研究課題
分権的財政制度下の政府間財政関係について、理論分析として、昨年度までに構築したプリンシパル・エージェントモデルは、各期の予算がその期の公共サービスの提供に使用されることを想定していたが、今年度は、各期の予算が公共事業のような投資的経費に使用されることを想定して分析を行った。予算の一部がエージェントの私的利益に流用されることを気づいていても、公共事業が地域経済の発展に貢献することを知るプリンシパルは、私的流用を埋め合わせるために、次期にさらに多額の予算を配分する可能性があることを示した。このようなプリンシパルの予算配分を防ぎ、財政規律を維持するためには、当初予算でなく、補正予算にシーリングをかけることが有効であることを明らかにした。
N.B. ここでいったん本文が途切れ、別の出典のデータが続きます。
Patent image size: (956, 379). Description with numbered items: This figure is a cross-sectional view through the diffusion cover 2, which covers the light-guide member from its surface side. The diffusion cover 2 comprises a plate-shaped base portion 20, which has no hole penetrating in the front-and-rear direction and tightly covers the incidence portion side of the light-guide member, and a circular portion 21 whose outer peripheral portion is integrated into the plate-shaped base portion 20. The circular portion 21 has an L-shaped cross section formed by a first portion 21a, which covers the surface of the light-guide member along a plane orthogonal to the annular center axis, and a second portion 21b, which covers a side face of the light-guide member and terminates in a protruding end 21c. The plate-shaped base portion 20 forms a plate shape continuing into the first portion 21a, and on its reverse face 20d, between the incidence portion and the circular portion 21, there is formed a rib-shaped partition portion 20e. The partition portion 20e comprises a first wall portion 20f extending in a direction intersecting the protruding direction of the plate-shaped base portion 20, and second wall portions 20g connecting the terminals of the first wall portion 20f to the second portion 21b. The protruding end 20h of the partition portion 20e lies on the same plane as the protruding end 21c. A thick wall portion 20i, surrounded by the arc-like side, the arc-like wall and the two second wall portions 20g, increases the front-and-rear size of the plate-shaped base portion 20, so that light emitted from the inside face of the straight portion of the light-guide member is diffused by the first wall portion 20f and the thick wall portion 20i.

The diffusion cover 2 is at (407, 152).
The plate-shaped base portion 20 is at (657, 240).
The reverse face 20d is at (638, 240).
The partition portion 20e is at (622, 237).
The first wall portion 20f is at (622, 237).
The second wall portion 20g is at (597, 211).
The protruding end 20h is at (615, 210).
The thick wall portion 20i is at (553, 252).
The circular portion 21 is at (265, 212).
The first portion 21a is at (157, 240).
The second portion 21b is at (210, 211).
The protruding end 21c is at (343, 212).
実証分析として、日本の地方政府の財政健全化の実態について、昨年度に引き続きデータを収集し、都道府県を対象とした分析を行った。また、公衆衛生分野を中心に地方政府の政策形成のあり方を考察した。各種の予防接種に対する市町村の助成のあり方を検討し、助成は同じ都道府県内の近隣市町村の政策のありかたと強い相関を持つ一方で、近隣であっても他都道府県のそれとは相関を持たないことを確認した。これは、日本の市町村の政策決定に横並び意識が影響していることを示唆している。さらに、公的病院の運営への政治的要因を検討し、市町村の選挙日程と市町村立病院の医師数・看護師数等とのあいだに正の相関を検出した。この結果は、公的病院の運営に、市町村長の再選動機が影響していることを示唆している。また、平成27年度と平成28年度の税制改正にて、地方税である事業税の外形標準課税の税率が引き上げられた。この外形標準課税の拡大がもたらす経済効果について、動学的一般均衡モデルを用いシミュレーション分析を行った。その結果、事業税付加価値割は労働所得を抑制する効果があることを明らかにした。
28年度が最終年度であるため、記入しない。